Email address protection methods that add an HTML tag within an address presume that harvesters can’t remove them. So far, only one harvester does. That harvester should have, but did not, recognize the address with HTML comment tags embedded. This could be an artifact of the particular test address. However, it is surprising that there weren’t more harvesters that could strip out HTML tags and comments. This is a simple thing to program and a feature that I expect more harvesters will have soon. Every search engine web spider already has this feature. Embedding an HTML comment or tag into an email address is not effective.

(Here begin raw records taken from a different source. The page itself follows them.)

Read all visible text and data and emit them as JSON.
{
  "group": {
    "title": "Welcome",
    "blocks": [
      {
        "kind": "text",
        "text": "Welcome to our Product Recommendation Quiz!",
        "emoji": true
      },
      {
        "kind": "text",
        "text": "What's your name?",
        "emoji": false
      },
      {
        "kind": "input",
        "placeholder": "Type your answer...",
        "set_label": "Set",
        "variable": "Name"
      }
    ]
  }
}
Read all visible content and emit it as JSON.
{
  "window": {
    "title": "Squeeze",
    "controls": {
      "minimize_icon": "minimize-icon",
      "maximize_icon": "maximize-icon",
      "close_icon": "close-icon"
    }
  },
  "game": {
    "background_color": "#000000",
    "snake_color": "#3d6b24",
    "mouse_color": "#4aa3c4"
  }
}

Embedding an HTML tag with text hidden by CSS will probably defeat harvesters for awhile, as will distributing characters into HTML table cells. Even with HTML tag removal, the resulting text is hard to interpret. Harvesting these addresses will require more sophisticated HTML and CSS handling than spammers are likely to do. However, both methods copy and paste badly and cannot be read properly by screen readers for the visually impaired. Embedding hidden text or splitting an address into table cells is effective, but the results have poor usability and accessibility.
While effective, the CSS “font” and ASCII art methods have poor usability and accessibility. These methods are pretty clever, but they’re cumbersome and the protected email address they draw can’t be copy and pasted or read by a screen reader.
Splitting an email address onto multiple lines is a good solution: it is effective, usable, and accessible. Because it looks like any other multi-line web page text, addresses shown this way are unlikely to be recognized by spam robots. The protected addresses can be read naturally by screen readers and it isn’t difficult for visitors to copy and paste the address (in two steps) into an email program.
Recommendation: splitting an email address onto multiple lines is easy and it works well. There are other methods that also work. They are discussed in the other articles in this series.